Dusk changed to night and the guardians of the gate lit torches. From San Rufino Square came the sound of watchmen setting off on their rounds of the dangerous streets.

"One stone," Francis said, "will bring one blessing. Two stones and the giver is doubly blessed. Three and he's—"

"My father has built two churches in his lifetime," I said. "Both of them bigger than San Damiano. By now he must be blessed a thousand times over. He's in no need of further blessing."

"There are never enough blessings," Francis said. "A thousand are not enough. And those who give, though rich, are not called upon to pass through the eye of the needle."

"Come when my father is home," I said. "Let him decide about the stones and if he is in need of more blessings."

"When is he home? He travels much."

"Perhaps tonight. Perhaps tomorrow."

A chill wind had come up. Francis wrapped the tattered robe around himself and tightened the rope around his waist. In the darkness he seemed to change. He loomed larger against the dark walls. His dark robe turned black. The heavy folds that hid his face took on a forbidding shape. A cold finger ran down my back. I was seized by an impulse to flee. But as I turned away from the silent figure, Nicola came running with a torch.

Francis took the beast's tether and for a moment I thought that he meant to leave and not come back.

"Your friend Clare di Scifi," he said, "sent word that she has a stone for me, a small one she's been using for a doorstop, which she wishes to give to our little church. I'll go to get it tomorrow; then I'll come here and talk to your father."

Clare offering her doorstop to Francis Bernardone? He must be lying. It wasn't just an ordinary stone. I had often noticed it, a piece of precious jade, sea-green and shaped like a monkey's head, which her mother had brought from the Holy Land. She would never give it up. Or would she? Painfully, I remembered how she had defended Francis against my father. Was it true? Was she secretly in love with him?

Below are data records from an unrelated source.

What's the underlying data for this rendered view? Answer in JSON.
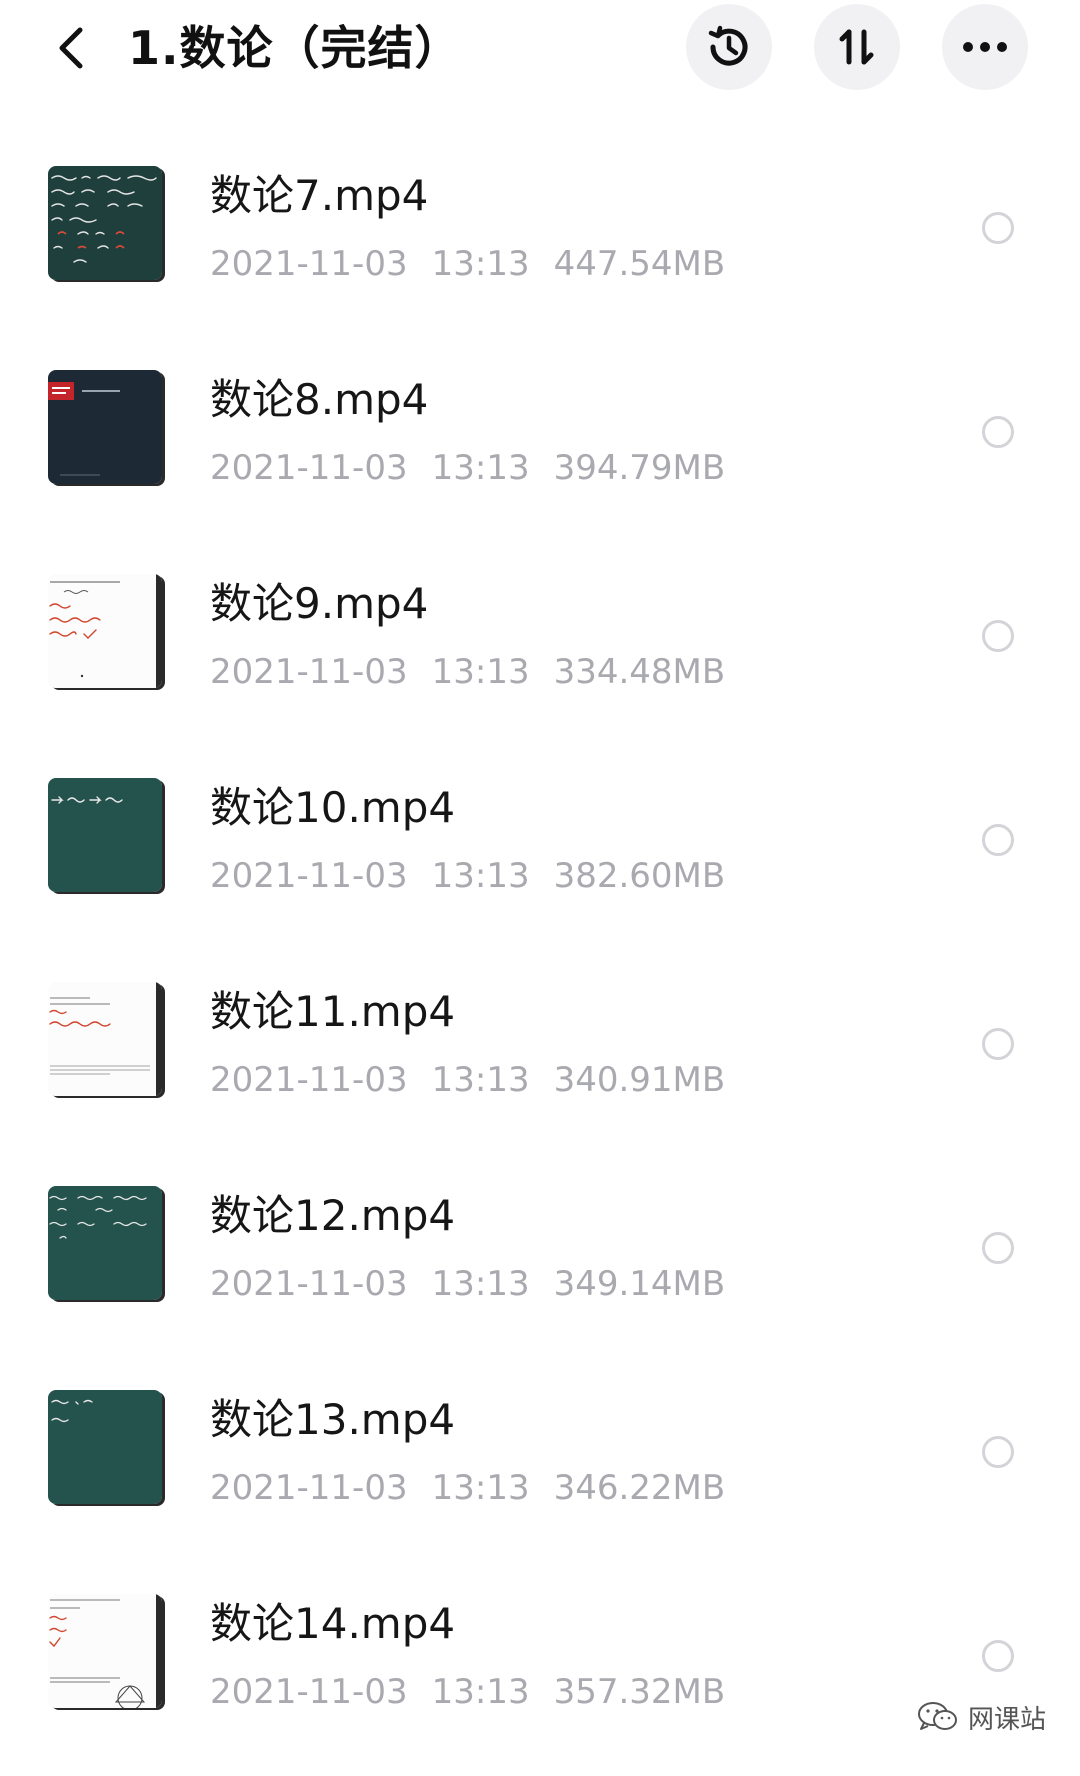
{
  "header": {
    "title": "1.数论（完结）",
    "icons": [
      "back-chevron-icon",
      "history-clock-icon",
      "sort-arrows-icon",
      "more-dots-icon"
    ]
  },
  "files": [
    {
      "name": "数论7.mp4",
      "date": "2021-11-03",
      "time": "13:13",
      "size": "447.54MB",
      "thumb": "chalkboard-dark"
    },
    {
      "name": "数论8.mp4",
      "date": "2021-11-03",
      "time": "13:13",
      "size": "394.79MB",
      "thumb": "title-slide"
    },
    {
      "name": "数论9.mp4",
      "date": "2021-11-03",
      "time": "13:13",
      "size": "334.48MB",
      "thumb": "whiteboard"
    },
    {
      "name": "数论10.mp4",
      "date": "2021-11-03",
      "time": "13:13",
      "size": "382.60MB",
      "thumb": "chalkboard-green"
    },
    {
      "name": "数论11.mp4",
      "date": "2021-11-03",
      "time": "13:13",
      "size": "340.91MB",
      "thumb": "whiteboard"
    },
    {
      "name": "数论12.mp4",
      "date": "2021-11-03",
      "time": "13:13",
      "size": "349.14MB",
      "thumb": "chalkboard-green"
    },
    {
      "name": "数论13.mp4",
      "date": "2021-11-03",
      "time": "13:13",
      "size": "346.22MB",
      "thumb": "chalkboard-green"
    },
    {
      "name": "数论14.mp4",
      "date": "2021-11-03",
      "time": "13:13",
      "size": "357.32MB",
      "thumb": "whiteboard"
    }
  ],
  "watermark": {
    "text": "网课站"
  },
  "colors": {
    "text": "#161616",
    "meta": "#a9a9b0",
    "button_bg": "#f1f1f3",
    "radio_border": "#d4d4d8",
    "chalkboard": "#1f4a45",
    "slide_dark": "#1d2a36",
    "accent_red": "#c4252b"
  }
}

"Signor Montanaro is a very Christian man. He will surely forgive us," Nicola said, grabbing Francis by the arm and leading him across the courtyard.

I watched the torchlight flickering among the temple stones, hoping that my father would return at that moment and find the two pilferers in his courtyard.

They were not gone long. They came back, Nicola carrying a piece that looked like the hand of a goddess, Francis Bernardone with a heavy square stone from a fluted pedestal.